Le Bricoleur examina leurs lésions. Les plaies du dos et des épaules empiraient et ne semblaient pas vouloir se cicatriser. Mais, sur leurs mains et leurs bras, des croûtes remplaçaient maintenant les cloques. Les ulcères se desséchaient.
« Il n’y a pas de pitié dans la fourmilière, dit-il. Rien que la loi. Nous l’avons enfreinte quand nous sommes allés Dehors et avons écrasé les récoltes. Chacun de nos pas prive un citoyen de ses calories. La fourmilière ne l’oubliera pas. Nos crédits nous ont été confisqués. Oh ! pour moi, ça passerait encore ! En sortant du Psych, je retrouverais mon ancienne position dans la caste, mais tu serais moins heureuse. Et, quant au sort réservé à Junior, ce sera sans aucun doute la presse à pâté ! »
Il prit son fils, pour permettre à Mu Ren de se reposer. Les cloques de l’enfant n’avaient pas éclaté, et il remarquait à présent un soupçon de couleur sur le dos des petites mains potelées.
« Il bronze ! » s’exclama-t-il.
Mu Ren ne saisit pas l’importance de ce fait.
« Il possède nos gènes. Nous devrions bronzer aussi. Il y a de l’espoir ! » ajouta le Bricoleur.
Ils regardèrent tous deux, en louchant sous l’éclat vert du soleil. Oui, il y avait effectivement un peu de mélanine dans la peau de l’enfant. Leur sommeil fut plus paisible cette nuit-là. À leur septième jour dans les jardins, leur courage fut récompensé par une diminution de leurs souffrances. Des croûtes sèches recouvraient le haut de leur torse et les protégeaient. Leur appétit augmenta. Le dixième jour, ils purent apprécier pleinement la traversée à la nage du canal, tant leur peau s’était renforcée.

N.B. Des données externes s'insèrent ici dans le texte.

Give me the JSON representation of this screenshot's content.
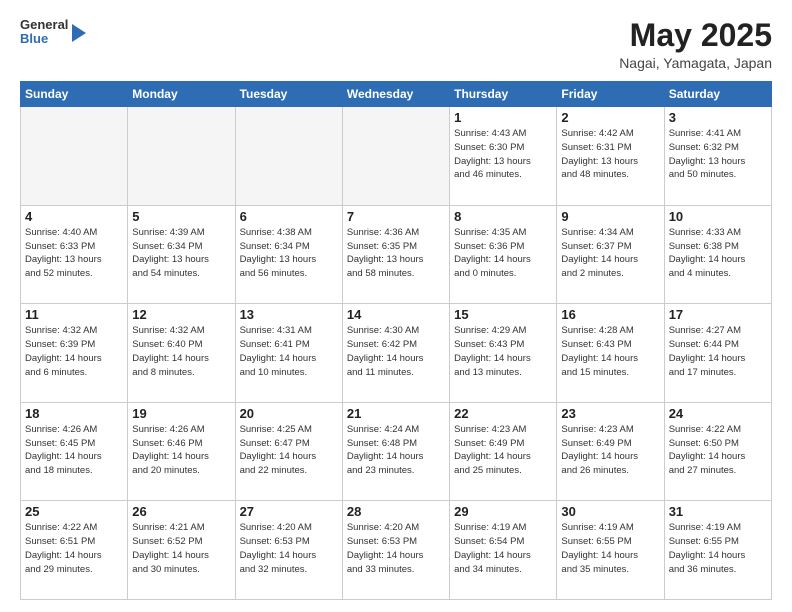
{
  "header": {
    "logo": {
      "line1": "General",
      "line2": "Blue"
    },
    "month": "May 2025",
    "location": "Nagai, Yamagata, Japan"
  },
  "weekdays": [
    "Sunday",
    "Monday",
    "Tuesday",
    "Wednesday",
    "Thursday",
    "Friday",
    "Saturday"
  ],
  "weeks": [
    [
      {
        "day": "",
        "info": ""
      },
      {
        "day": "",
        "info": ""
      },
      {
        "day": "",
        "info": ""
      },
      {
        "day": "",
        "info": ""
      },
      {
        "day": "1",
        "info": "Sunrise: 4:43 AM\nSunset: 6:30 PM\nDaylight: 13 hours\nand 46 minutes."
      },
      {
        "day": "2",
        "info": "Sunrise: 4:42 AM\nSunset: 6:31 PM\nDaylight: 13 hours\nand 48 minutes."
      },
      {
        "day": "3",
        "info": "Sunrise: 4:41 AM\nSunset: 6:32 PM\nDaylight: 13 hours\nand 50 minutes."
      }
    ],
    [
      {
        "day": "4",
        "info": "Sunrise: 4:40 AM\nSunset: 6:33 PM\nDaylight: 13 hours\nand 52 minutes."
      },
      {
        "day": "5",
        "info": "Sunrise: 4:39 AM\nSunset: 6:34 PM\nDaylight: 13 hours\nand 54 minutes."
      },
      {
        "day": "6",
        "info": "Sunrise: 4:38 AM\nSunset: 6:34 PM\nDaylight: 13 hours\nand 56 minutes."
      },
      {
        "day": "7",
        "info": "Sunrise: 4:36 AM\nSunset: 6:35 PM\nDaylight: 13 hours\nand 58 minutes."
      },
      {
        "day": "8",
        "info": "Sunrise: 4:35 AM\nSunset: 6:36 PM\nDaylight: 14 hours\nand 0 minutes."
      },
      {
        "day": "9",
        "info": "Sunrise: 4:34 AM\nSunset: 6:37 PM\nDaylight: 14 hours\nand 2 minutes."
      },
      {
        "day": "10",
        "info": "Sunrise: 4:33 AM\nSunset: 6:38 PM\nDaylight: 14 hours\nand 4 minutes."
      }
    ],
    [
      {
        "day": "11",
        "info": "Sunrise: 4:32 AM\nSunset: 6:39 PM\nDaylight: 14 hours\nand 6 minutes."
      },
      {
        "day": "12",
        "info": "Sunrise: 4:32 AM\nSunset: 6:40 PM\nDaylight: 14 hours\nand 8 minutes."
      },
      {
        "day": "13",
        "info": "Sunrise: 4:31 AM\nSunset: 6:41 PM\nDaylight: 14 hours\nand 10 minutes."
      },
      {
        "day": "14",
        "info": "Sunrise: 4:30 AM\nSunset: 6:42 PM\nDaylight: 14 hours\nand 11 minutes."
      },
      {
        "day": "15",
        "info": "Sunrise: 4:29 AM\nSunset: 6:43 PM\nDaylight: 14 hours\nand 13 minutes."
      },
      {
        "day": "16",
        "info": "Sunrise: 4:28 AM\nSunset: 6:43 PM\nDaylight: 14 hours\nand 15 minutes."
      },
      {
        "day": "17",
        "info": "Sunrise: 4:27 AM\nSunset: 6:44 PM\nDaylight: 14 hours\nand 17 minutes."
      }
    ],
    [
      {
        "day": "18",
        "info": "Sunrise: 4:26 AM\nSunset: 6:45 PM\nDaylight: 14 hours\nand 18 minutes."
      },
      {
        "day": "19",
        "info": "Sunrise: 4:26 AM\nSunset: 6:46 PM\nDaylight: 14 hours\nand 20 minutes."
      },
      {
        "day": "20",
        "info": "Sunrise: 4:25 AM\nSunset: 6:47 PM\nDaylight: 14 hours\nand 22 minutes."
      },
      {
        "day": "21",
        "info": "Sunrise: 4:24 AM\nSunset: 6:48 PM\nDaylight: 14 hours\nand 23 minutes."
      },
      {
        "day": "22",
        "info": "Sunrise: 4:23 AM\nSunset: 6:49 PM\nDaylight: 14 hours\nand 25 minutes."
      },
      {
        "day": "23",
        "info": "Sunrise: 4:23 AM\nSunset: 6:49 PM\nDaylight: 14 hours\nand 26 minutes."
      },
      {
        "day": "24",
        "info": "Sunrise: 4:22 AM\nSunset: 6:50 PM\nDaylight: 14 hours\nand 27 minutes."
      }
    ],
    [
      {
        "day": "25",
        "info": "Sunrise: 4:22 AM\nSunset: 6:51 PM\nDaylight: 14 hours\nand 29 minutes."
      },
      {
        "day": "26",
        "info": "Sunrise: 4:21 AM\nSunset: 6:52 PM\nDaylight: 14 hours\nand 30 minutes."
      },
      {
        "day": "27",
        "info": "Sunrise: 4:20 AM\nSunset: 6:53 PM\nDaylight: 14 hours\nand 32 minutes."
      },
      {
        "day": "28",
        "info": "Sunrise: 4:20 AM\nSunset: 6:53 PM\nDaylight: 14 hours\nand 33 minutes."
      },
      {
        "day": "29",
        "info": "Sunrise: 4:19 AM\nSunset: 6:54 PM\nDaylight: 14 hours\nand 34 minutes."
      },
      {
        "day": "30",
        "info": "Sunrise: 4:19 AM\nSunset: 6:55 PM\nDaylight: 14 hours\nand 35 minutes."
      },
      {
        "day": "31",
        "info": "Sunrise: 4:19 AM\nSunset: 6:55 PM\nDaylight: 14 hours\nand 36 minutes."
      }
    ]
  ]
}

« Ça doit être les montagnes, là-bas, dit le Bricoleur.
— Il y en a tellement ! Laquelle est la bonne ?
— C’est difficile à dire d’ici. J’ai essayé de maintenir notre course à cinq degrés sud plein est. J’espère que nous trouverons un mont au sommet aplati dans une dizaine de jours. »
Mu Ren grimpa sur une branche d’arbre. Les écailles brunes de sa peau se mariaient à l’écorce.
« Certains ont des cimes neigeuses. Je n’en vois aucun d’aplati, dit-elle en protégeant ses yeux de ses mains en coupe.
— Un vaisseau de Chasse ! » avertit le Bricoleur. Ils plongèrent dans le canal ; leurs trois têtes enfoncées jusqu’au nez dans les eaux couvertes d’herbes. Le vaisseau continua tout droit, traversa le canal à une centaine de mètres en aval. Ses larges senseurs en forme de bol regardaient droit devant.
Le vénérable mage du mont Table grimpa avec peine sur le dos de la Moissonneuse et pressa sa boule de cristal contre le bouton des neurocircuits, sur le cou épais. La boule s’illumina. La Moissonneuse bougea.